Mmap, void pointer and type casting in C


I'm reading C on disk hash table code without knowing much about C or mmap but i know Golang.

This piece of code confuses me. There are two structs like this.

typedef struct HashTbl
{
    void *data;
    ...
} HashTbl;
typedef struct Header
{
    char magic[16];
    size_t total;
    size_t used;
} Header;

It uses mmap to map HashTbl data property

ht->data = mmap(NULL, data_size, prot, MAP_SHARED, file, 0);

ht type is HashTbl, ht->data would be cast to Header to set property value like this:

Header *h = (Header *)ht->data;
strcpy(h->magic, MAGIC_STR);
h->total = 12;
h->used = 0;

Then this function:

void *hashtable_of(HashTbl *ht)
{
    return (unsigned char *)ht->data + sizeof(Header);
}

usage of this function:

uint64_t *table = (uint64_t *)hashtable_of(ht);

I don't understand what's the purpose of this function, is that to calculate the length of void pointer (Header::data) value?

void pointer in C seems like interface{} in Go, which could be cast to any type. but Go has error handling while doing type casting, if we cast interface{} type to wrong type, it would return the error

But in this C code, it casts a Struct -> unsigned char pointer and combine it to sizeof other struct, which means unsigned char pointer is an integer?!

How is that even possible?


Solution

  • it casts a Struct -> unsigned char pointer and combine it to sizeof other struct, which means unsigned char pointer is an integer?

    void *hashtable_of(HashTbl *ht)
    {
        return (unsigned char *)ht->data + sizeof(Header);
    }
    

    Not quite.
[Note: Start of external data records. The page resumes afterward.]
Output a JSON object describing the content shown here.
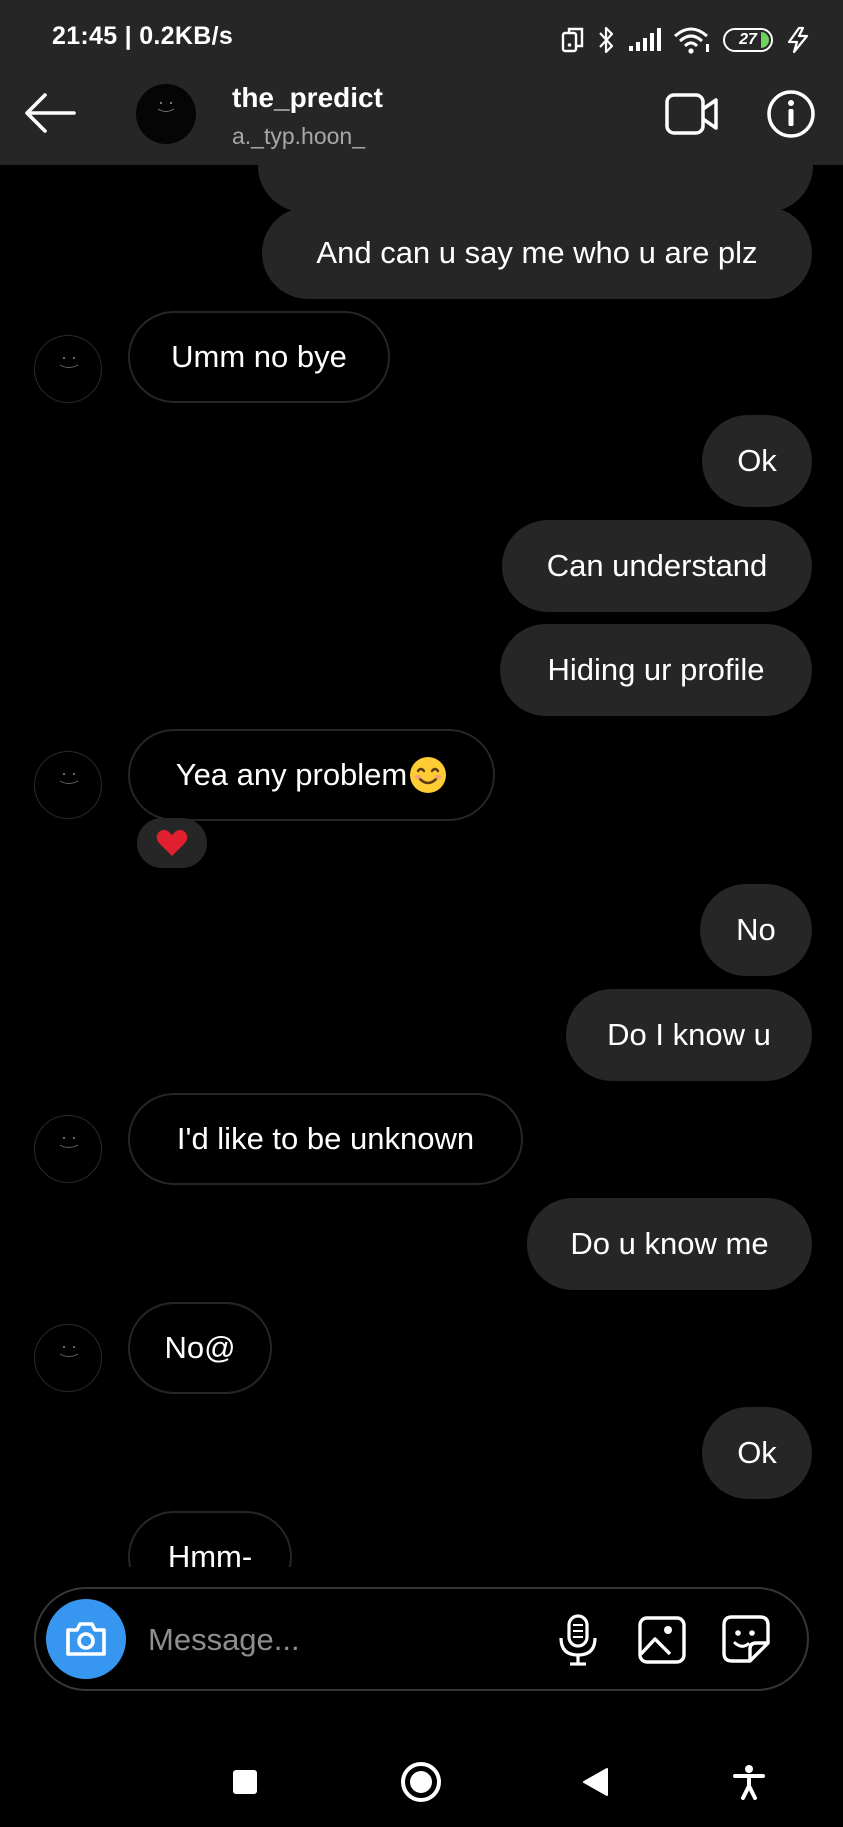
{
  "status_bar": {
    "time": "21:45 | 0.2KB/s",
    "battery": "27",
    "icons": [
      "dual-app-icon",
      "bluetooth-icon",
      "signal-icon",
      "wifi-icon",
      "battery-icon",
      "charging-icon"
    ]
  },
  "header": {
    "name": "the_predict",
    "handle": "a._typ.hoon_",
    "actions": [
      "back-arrow-icon",
      "video-call-icon",
      "info-icon"
    ]
  },
  "messages": [
    {
      "from": "me",
      "text": ""
    },
    {
      "from": "me",
      "text": "And can u say me who u are plz"
    },
    {
      "from": "them",
      "text": "Umm no bye"
    },
    {
      "from": "me",
      "text": "Ok"
    },
    {
      "from": "me",
      "text": "Can understand"
    },
    {
      "from": "me",
      "text": "Hiding ur profile"
    },
    {
      "from": "them",
      "text": "Yea any problem",
      "emoji": "smiling-face-emoji",
      "reaction": "red-heart-emoji"
    },
    {
      "from": "me",
      "text": "No"
    },
    {
      "from": "me",
      "text": "Do I know u"
    },
    {
      "from": "them",
      "text": "I'd like to be unknown"
    },
    {
      "from": "me",
      "text": "Do u know me"
    },
    {
      "from": "them",
      "text": "No@"
    },
    {
      "from": "me",
      "text": "Ok"
    },
    {
      "from": "them",
      "text": "Hmm-"
    }
  ],
  "composer": {
    "placeholder": "Message...",
    "icons": [
      "camera-icon",
      "microphone-icon",
      "gallery-icon",
      "sticker-icon"
    ]
  },
  "nav_bar": {
    "icons": [
      "recents-square-icon",
      "home-circle-icon",
      "back-triangle-icon",
      "accessibility-icon"
    ]
  },
  "colors": {
    "background": "#000000",
    "header": "#262626",
    "sent_bubble": "#262626",
    "received_border": "#262626",
    "camera_button": "#3797f0",
    "placeholder": "#8e8e8e",
    "handle": "#a8a8a8"
  }
}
Code is starting with one pointer, ht and determining another pointer, the return pointer.

    There is not cast of a struct. There is a cast of a unsigned char *.

    There are no integers in this code aside from sizeof(Header).


    Let us take it in steps:

    The pointer ht has member .data which is de-referenced by ht->data. That results in a void *.

    The void * is cast to an unsigned char pointer.

    Next, code performs pointer addition with ... + sizeof(Header). Pointer addition is like integer addition, yet has differences. Here the addition of a pointer and integer results in another unsigned char pointer that is sizeof(Header) bytes (unsigned char) further along in memory.

    Lastly this unsigned char pointer is converted to a void * as part of the return.


    hashtable_of() overall usage is unclear without the surrounding code.


    void pointer in C seems like interface{} in Go, which could be cast to any type.

    Almost. A void pointer can be cast to any object pointer with restrictions of value validity and alignment. A void pointer may be insufficient to represent a function pointer though. C lacks a 100% portable universal pointer.